Bangladeshi cricketer (born 1999)

Murshida Khatun (মুর্শিদা খাতুন; born 7 July 1999) is a Bangladeshi cricketer who plays as a left-handed batter. She was named in Bangladeshi squad for the 2017 Women's Cricket World Cup Qualifier. She made her Women's One Day International cricket (WODI) debut and WT20I debut against South Africa Women on 4 May 2018 and 20 May 2018, respectively, during the Bangladesh women's cricket team tour of South Africa in 2018.

In August 2019, she was named in Bangladesh's squad for the 2019 ICC Women's World Twenty20 Qualifier tournament in Scotland, and in November 2019, for the cricket tournament at the 2019 South Asian Games. The Bangladesh team beat Sri Lanka by two runs in the final to win the cricket gold medal at the South Asian Games.

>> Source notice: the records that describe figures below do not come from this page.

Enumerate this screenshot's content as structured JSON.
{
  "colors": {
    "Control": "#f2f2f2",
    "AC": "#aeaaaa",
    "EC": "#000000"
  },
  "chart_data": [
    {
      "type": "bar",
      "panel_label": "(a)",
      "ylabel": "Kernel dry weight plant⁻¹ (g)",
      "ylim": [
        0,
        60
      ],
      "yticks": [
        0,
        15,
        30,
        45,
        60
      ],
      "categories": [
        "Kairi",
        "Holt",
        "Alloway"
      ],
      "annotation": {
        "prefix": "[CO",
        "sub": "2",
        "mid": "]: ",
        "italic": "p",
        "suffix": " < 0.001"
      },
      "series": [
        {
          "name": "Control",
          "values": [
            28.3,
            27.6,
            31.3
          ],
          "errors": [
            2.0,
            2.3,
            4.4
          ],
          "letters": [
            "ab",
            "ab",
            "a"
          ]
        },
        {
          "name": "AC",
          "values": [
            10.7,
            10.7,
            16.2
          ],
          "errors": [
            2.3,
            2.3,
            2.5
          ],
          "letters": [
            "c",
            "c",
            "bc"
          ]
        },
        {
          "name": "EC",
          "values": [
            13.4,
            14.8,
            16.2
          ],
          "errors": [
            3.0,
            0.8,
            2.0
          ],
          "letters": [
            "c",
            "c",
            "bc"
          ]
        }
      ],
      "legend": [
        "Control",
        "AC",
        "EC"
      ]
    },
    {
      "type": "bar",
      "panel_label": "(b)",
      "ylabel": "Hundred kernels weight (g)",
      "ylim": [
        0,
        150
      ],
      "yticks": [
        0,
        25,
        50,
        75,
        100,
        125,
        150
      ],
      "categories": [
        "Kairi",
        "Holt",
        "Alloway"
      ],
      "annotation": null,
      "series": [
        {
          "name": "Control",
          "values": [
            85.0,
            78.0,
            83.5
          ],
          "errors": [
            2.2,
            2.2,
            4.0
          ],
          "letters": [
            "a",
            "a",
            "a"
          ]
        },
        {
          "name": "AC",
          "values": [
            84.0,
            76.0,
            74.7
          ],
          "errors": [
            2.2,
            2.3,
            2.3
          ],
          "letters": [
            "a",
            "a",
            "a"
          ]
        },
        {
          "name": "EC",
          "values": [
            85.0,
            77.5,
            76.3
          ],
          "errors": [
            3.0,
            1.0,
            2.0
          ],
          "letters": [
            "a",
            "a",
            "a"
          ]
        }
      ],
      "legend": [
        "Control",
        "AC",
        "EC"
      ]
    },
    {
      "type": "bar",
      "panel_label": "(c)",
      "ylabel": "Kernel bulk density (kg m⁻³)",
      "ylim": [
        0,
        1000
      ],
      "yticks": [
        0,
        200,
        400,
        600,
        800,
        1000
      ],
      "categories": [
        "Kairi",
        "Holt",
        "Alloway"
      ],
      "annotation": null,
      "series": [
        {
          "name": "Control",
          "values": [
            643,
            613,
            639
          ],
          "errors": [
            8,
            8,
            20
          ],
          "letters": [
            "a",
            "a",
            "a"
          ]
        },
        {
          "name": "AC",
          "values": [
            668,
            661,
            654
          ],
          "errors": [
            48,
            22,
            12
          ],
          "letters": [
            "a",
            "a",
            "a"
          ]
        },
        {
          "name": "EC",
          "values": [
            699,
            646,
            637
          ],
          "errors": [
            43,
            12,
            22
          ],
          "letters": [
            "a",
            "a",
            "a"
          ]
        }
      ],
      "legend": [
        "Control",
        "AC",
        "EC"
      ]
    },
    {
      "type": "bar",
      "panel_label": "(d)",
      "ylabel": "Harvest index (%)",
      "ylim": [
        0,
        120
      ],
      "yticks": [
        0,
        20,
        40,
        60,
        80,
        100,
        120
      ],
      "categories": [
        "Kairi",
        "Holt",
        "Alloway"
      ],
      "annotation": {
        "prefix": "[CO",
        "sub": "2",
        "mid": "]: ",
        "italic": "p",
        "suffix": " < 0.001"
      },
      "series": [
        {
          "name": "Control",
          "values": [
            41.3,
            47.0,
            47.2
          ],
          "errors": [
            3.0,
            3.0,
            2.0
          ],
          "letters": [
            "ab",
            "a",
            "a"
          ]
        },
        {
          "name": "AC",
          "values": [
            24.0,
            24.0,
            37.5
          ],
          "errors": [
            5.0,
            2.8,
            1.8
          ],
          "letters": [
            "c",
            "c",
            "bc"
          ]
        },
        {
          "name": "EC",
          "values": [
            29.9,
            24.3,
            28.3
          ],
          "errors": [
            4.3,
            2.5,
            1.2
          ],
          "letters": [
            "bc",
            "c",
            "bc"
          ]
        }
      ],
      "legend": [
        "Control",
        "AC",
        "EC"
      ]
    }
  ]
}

In January 2020, she was named in Bangladesh's squad for the 2020 ICC Women's T20 World Cup in Australia. In November 2021, she was named in Bangladesh's team for the 2021 Women's Cricket World Cup Qualifier tournament in Zimbabwe. In January 2022, she was named in Bangladesh's team for the 2022 Commonwealth Games Cricket Qualifier tournament in Malaysia. Later the same month, she was named in Bangladesh's team for the 2022 Women's Cricket World Cup in New Zealand.

On 31 March 2023, she became the first Bangladeshi centurion in women's first-class cricket, while playing for Team Jamuna in the 2022–23 Bangladesh Women's Cricket League.

She was named in the Bangladesh squad for the 2024 ICC Women's T20 World Cup.